For the remaining 15 per cent, professional discussions took place between teachers and curriculum leads in schools and colleges with external subject experts and, where necessary, centres reviewed and revised their grades.
This represented less than 1 per cent of all the GCSE and A-level grades issued.
‘Systems are not directly comparable’
Geoff Barton, general secretary of the Association of School and College Leaders (ASCL), said: “These results show a small increase in top grades compared to last year, but a more pronounced difference in the distribution of grades compared to 2019, when public exams were last held.
“It is important to emphasise that the system of teacher assessment under which these pupils have been assessed is different from public exams and is therefore not directly comparable.
“The GCSE grades awarded to these young people are a fair and accurate reflection of their performance under the robust system used this year, which will allow them to progress to post-16 courses and apprenticeships in the normal way.”
Dr Philip Wright, director-general of JCQ, said: “On behalf of JCQ and the exam boards, I would like to congratulate all students receiving their results today.
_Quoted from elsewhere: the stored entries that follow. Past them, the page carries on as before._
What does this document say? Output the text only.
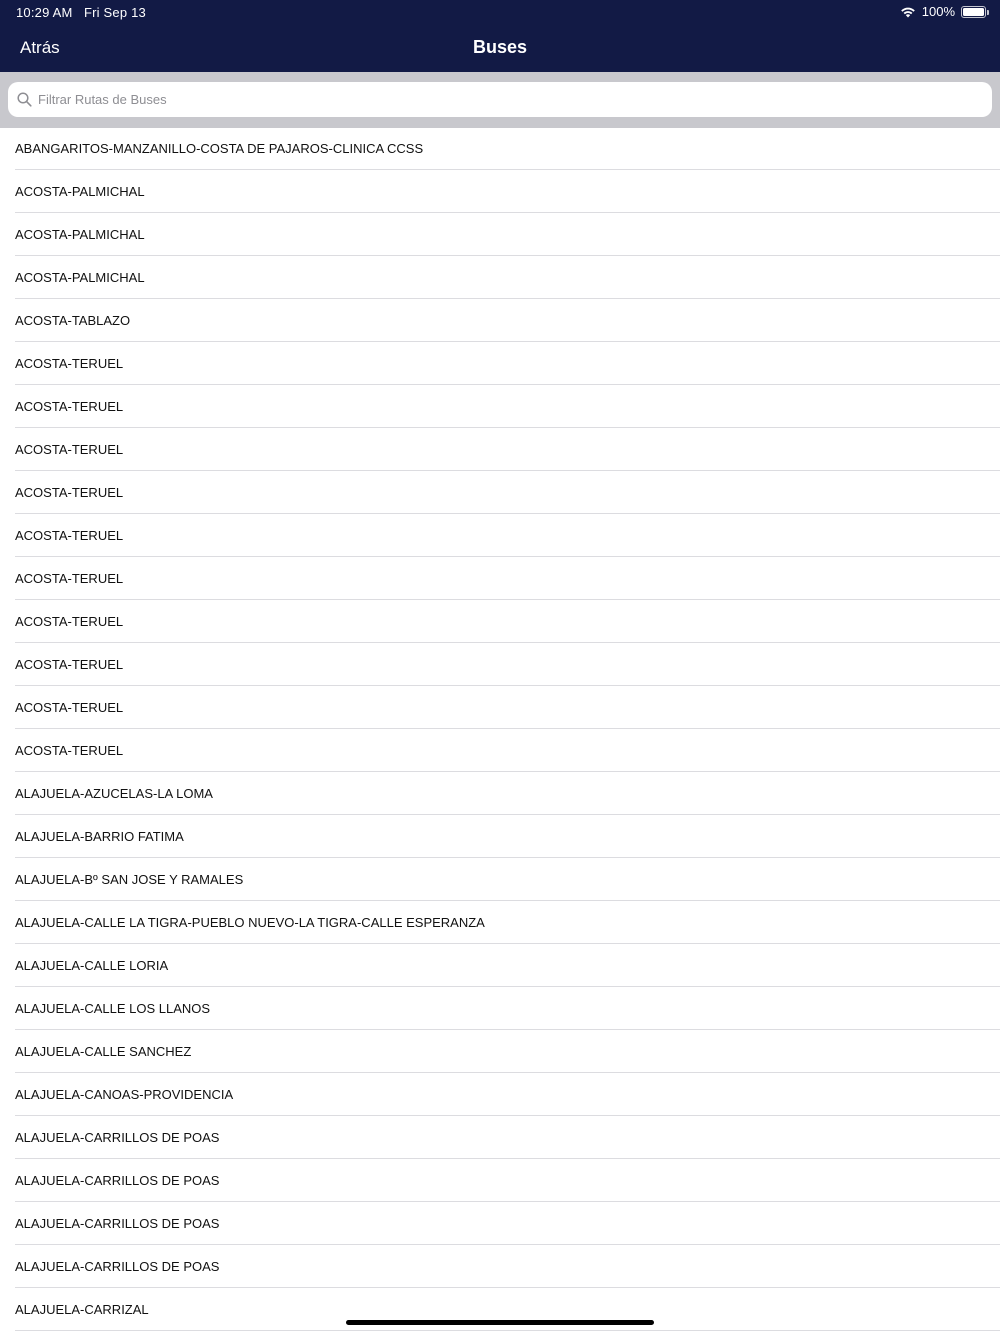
10:29 AM Fri Sep 13	100%
Atrás	Buses
Filtrar Rutas de Buses
ABANGARITOS-MANZANILLO-COSTA DE PAJAROS-CLINICA CCSS
ACOSTA-PALMICHAL
ACOSTA-PALMICHAL
ACOSTA-PALMICHAL
ACOSTA-TABLAZO
ACOSTA-TERUEL
ACOSTA-TERUEL
ACOSTA-TERUEL
ACOSTA-TERUEL
ACOSTA-TERUEL
ACOSTA-TERUEL
ACOSTA-TERUEL
ACOSTA-TERUEL
ACOSTA-TERUEL
ACOSTA-TERUEL
ALAJUELA-AZUCELAS-LA LOMA
ALAJUELA-BARRIO FATIMA
ALAJUELA-Bº SAN JOSE Y RAMALES
ALAJUELA-CALLE LA TIGRA-PUEBLO NUEVO-LA TIGRA-CALLE ESPERANZA
ALAJUELA-CALLE LORIA
ALAJUELA-CALLE LOS LLANOS
ALAJUELA-CALLE SANCHEZ
ALAJUELA-CANOAS-PROVIDENCIA
ALAJUELA-CARRILLOS DE POAS
ALAJUELA-CARRILLOS DE POAS
ALAJUELA-CARRILLOS DE POAS
ALAJUELA-CARRILLOS DE POAS
ALAJUELA-CARRIZAL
“The impact of Covid has undoubtedly provided a difficult chapter in their education journey and their resilience is to be applauded. We wish them all the best as they take their next steps in life.”
He added: “Teachers used their professional judgment and submitted the grades and evidence in good time for us to check and award grades today.
“Their efforts will allow students to swiftly progress on to the next stages of their education or training.”
Schools minister Nick Gibb said pupils receiving their GCSEs have been through an “exceptional year” because of the coronavirus pandemic.
He told Sky News: “This is an exceptional year, designed to make sure that, despite the pandemic, despite the fact we had to cancel exams… because it wouldn’t have been fair for children, young people, to sit exams when they’ve had such different experiences of Covid – the different levels of self-isolation and so on – so a teacher-assessed system was the best alternative to make sure they can go on to the next phase of their education or careers.”